El fenómeno meteorológico impactó con fuerza en el estado de Uttar Pradesh, el más poblado del país con más de 240 millones de habitantes, donde el temporal provocó derrumbes masivos de viviendas, caída de árboles, destrucción de infraestructura pública y severas interrupciones en los servicios esenciales.
La tormenta se desató de manera repentina durante la noche del miércoles y tomó por sorpresa a miles de familias. De acuerdo con el Servicio Meteorológico de India, se trató de una intensa tormenta premonzónica generada por condiciones atmosféricas extremadamente inestables, en un contexto donde se espera una temporada de lluvias superior al promedio histórico.
Los distritos más afectados fueron Prayagraj, Bareilly, Mirzapur y Chandauli, donde las ráfagas arrancaron techos, derribaron paredes y destruyeron estructuras precarias en cuestión de minutos. Gran parte de las víctimas fatales murieron como consecuencia del colapso de viviendas y muros, mientras que otras perdieron la vida por la caída de árboles o por descargas eléctricas en medio del fenómeno climático.
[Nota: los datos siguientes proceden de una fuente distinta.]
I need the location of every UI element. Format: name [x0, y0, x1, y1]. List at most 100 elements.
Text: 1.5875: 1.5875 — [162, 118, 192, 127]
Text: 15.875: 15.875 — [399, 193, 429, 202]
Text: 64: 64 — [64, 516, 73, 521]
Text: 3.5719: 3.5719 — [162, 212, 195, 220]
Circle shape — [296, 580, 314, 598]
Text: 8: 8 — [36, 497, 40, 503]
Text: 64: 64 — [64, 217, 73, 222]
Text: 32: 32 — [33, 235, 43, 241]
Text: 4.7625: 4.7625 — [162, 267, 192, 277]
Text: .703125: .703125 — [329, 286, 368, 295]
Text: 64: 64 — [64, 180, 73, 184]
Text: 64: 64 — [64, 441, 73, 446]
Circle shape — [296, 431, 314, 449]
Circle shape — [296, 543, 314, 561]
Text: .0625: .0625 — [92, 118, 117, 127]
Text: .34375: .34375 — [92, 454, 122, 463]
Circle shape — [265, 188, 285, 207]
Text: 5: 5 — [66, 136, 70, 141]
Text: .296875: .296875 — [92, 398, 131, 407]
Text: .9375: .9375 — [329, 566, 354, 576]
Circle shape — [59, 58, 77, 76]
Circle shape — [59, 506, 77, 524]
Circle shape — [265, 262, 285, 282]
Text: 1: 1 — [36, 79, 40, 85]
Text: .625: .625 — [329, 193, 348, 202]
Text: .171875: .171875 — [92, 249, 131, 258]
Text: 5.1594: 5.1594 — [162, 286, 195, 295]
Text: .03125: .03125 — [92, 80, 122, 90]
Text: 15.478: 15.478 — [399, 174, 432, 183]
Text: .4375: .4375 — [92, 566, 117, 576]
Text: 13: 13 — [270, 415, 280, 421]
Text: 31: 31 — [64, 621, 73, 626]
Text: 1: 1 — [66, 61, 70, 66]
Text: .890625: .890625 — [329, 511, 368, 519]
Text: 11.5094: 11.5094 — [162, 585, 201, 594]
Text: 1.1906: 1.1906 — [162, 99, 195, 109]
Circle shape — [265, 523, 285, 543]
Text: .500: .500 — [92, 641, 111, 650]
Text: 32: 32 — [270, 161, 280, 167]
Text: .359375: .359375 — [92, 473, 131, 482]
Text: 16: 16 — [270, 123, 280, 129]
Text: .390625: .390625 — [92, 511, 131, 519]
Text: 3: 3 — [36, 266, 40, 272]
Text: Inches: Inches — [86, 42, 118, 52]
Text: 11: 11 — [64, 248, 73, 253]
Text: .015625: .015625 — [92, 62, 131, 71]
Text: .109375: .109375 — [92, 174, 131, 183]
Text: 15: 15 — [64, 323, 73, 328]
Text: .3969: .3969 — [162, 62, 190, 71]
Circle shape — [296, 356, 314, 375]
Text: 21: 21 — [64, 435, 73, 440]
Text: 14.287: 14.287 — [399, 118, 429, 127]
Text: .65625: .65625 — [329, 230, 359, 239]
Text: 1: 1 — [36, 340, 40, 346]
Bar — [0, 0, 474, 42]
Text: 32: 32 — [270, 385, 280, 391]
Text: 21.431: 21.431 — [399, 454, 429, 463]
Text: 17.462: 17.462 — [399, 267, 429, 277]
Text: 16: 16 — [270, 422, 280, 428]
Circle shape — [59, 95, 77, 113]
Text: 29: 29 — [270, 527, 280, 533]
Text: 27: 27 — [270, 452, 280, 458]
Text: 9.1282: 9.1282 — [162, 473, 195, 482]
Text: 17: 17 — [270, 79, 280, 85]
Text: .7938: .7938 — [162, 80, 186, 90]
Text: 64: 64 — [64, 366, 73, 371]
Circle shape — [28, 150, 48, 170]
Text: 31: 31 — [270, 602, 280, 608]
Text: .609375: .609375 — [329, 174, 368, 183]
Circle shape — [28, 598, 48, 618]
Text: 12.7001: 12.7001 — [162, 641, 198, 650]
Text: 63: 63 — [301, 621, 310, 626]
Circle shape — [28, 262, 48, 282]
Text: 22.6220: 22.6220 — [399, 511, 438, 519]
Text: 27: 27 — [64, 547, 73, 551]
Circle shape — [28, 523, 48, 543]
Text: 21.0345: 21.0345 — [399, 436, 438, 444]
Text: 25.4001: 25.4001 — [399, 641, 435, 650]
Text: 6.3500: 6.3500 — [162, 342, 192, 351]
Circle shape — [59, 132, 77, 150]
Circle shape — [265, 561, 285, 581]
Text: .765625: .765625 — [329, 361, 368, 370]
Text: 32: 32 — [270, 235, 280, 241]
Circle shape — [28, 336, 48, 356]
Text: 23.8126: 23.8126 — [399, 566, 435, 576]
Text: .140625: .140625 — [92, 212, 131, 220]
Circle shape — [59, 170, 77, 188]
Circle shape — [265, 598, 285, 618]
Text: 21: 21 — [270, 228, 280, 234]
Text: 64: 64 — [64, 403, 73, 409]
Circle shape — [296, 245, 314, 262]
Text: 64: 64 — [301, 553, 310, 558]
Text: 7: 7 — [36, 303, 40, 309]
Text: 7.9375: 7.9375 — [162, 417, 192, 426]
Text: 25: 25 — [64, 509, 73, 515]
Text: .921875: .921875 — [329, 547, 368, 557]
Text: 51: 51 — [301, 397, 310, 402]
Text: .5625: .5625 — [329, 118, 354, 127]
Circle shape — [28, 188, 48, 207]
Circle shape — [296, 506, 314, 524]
Las impactantes imágenes difundidas por medios locales muestran calles completamente bloqueadas por árboles caídos, vehículos aplastados por estructuras metálicas, carteles destruidos y extensos daños materiales. En distintas ciudades también se reportaron prolongados cortes de energía eléctrica y fallas en las comunicaciones.
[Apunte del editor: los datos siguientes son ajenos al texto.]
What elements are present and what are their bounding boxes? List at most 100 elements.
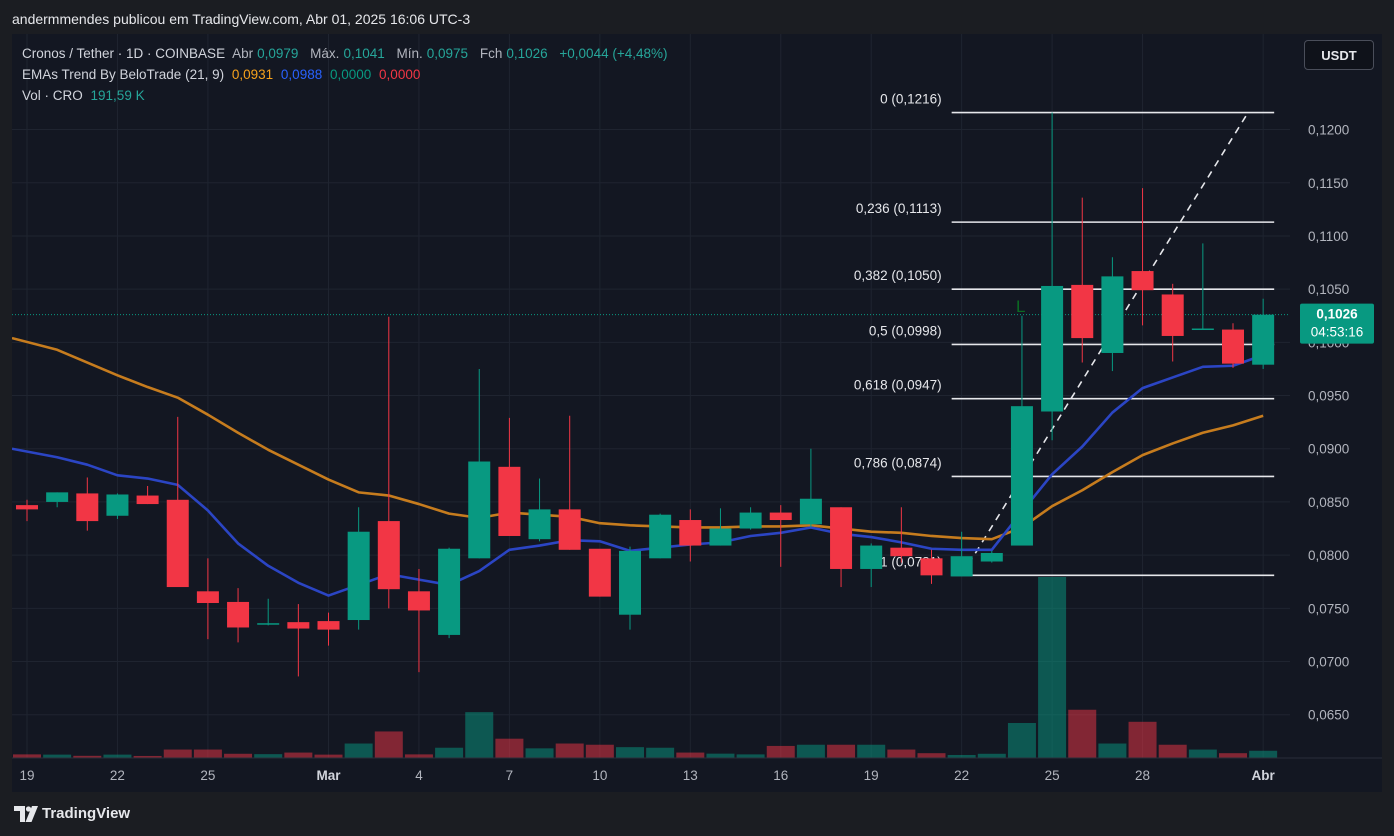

Testigos relataron escenas de desesperación absoluta. En la ciudad industrial de Obra, vecinos aseguraron que “el cielo se volvió negro” en cuestión de minutos, mientras el viento levantaba polvo, chapas y escombros con una violencia inusitada.
Además de la tragedia humana, las autoridades confirmaron daños en más de 300 viviendas y la muerte de al menos 177 animales, lo que agrava aún más el impacto económico y social para las comunidades afectadas.
Ante la magnitud del desastre, el gobierno estatal encabezado por Yogi Adityanath ordenó acelerar la asistencia a los damnificados, con ayuda económica para las familias afectadas y el despliegue de equipos técnicos para evaluar daños estructurales. Las tareas de emergencia incluyeron remoción de árboles y postes caídos, restablecimiento del servicio eléctrico y traslado de personas hacia refugios temporales.
En varios distritos, escuelas y oficinas públicas permanecieron cerradas mientras continúan las tareas de limpieza y reconstrucción.
Las autoridades mantienen la alerta meteorológica ante la posibilidad de nuevos eventos climáticos severos, mientras monitorean el avance del monzón hacia las islas Andamán y Nicobar, etapa previa al inicio formal de la temporada de lluvias en India, que se extiende hasta septiembre.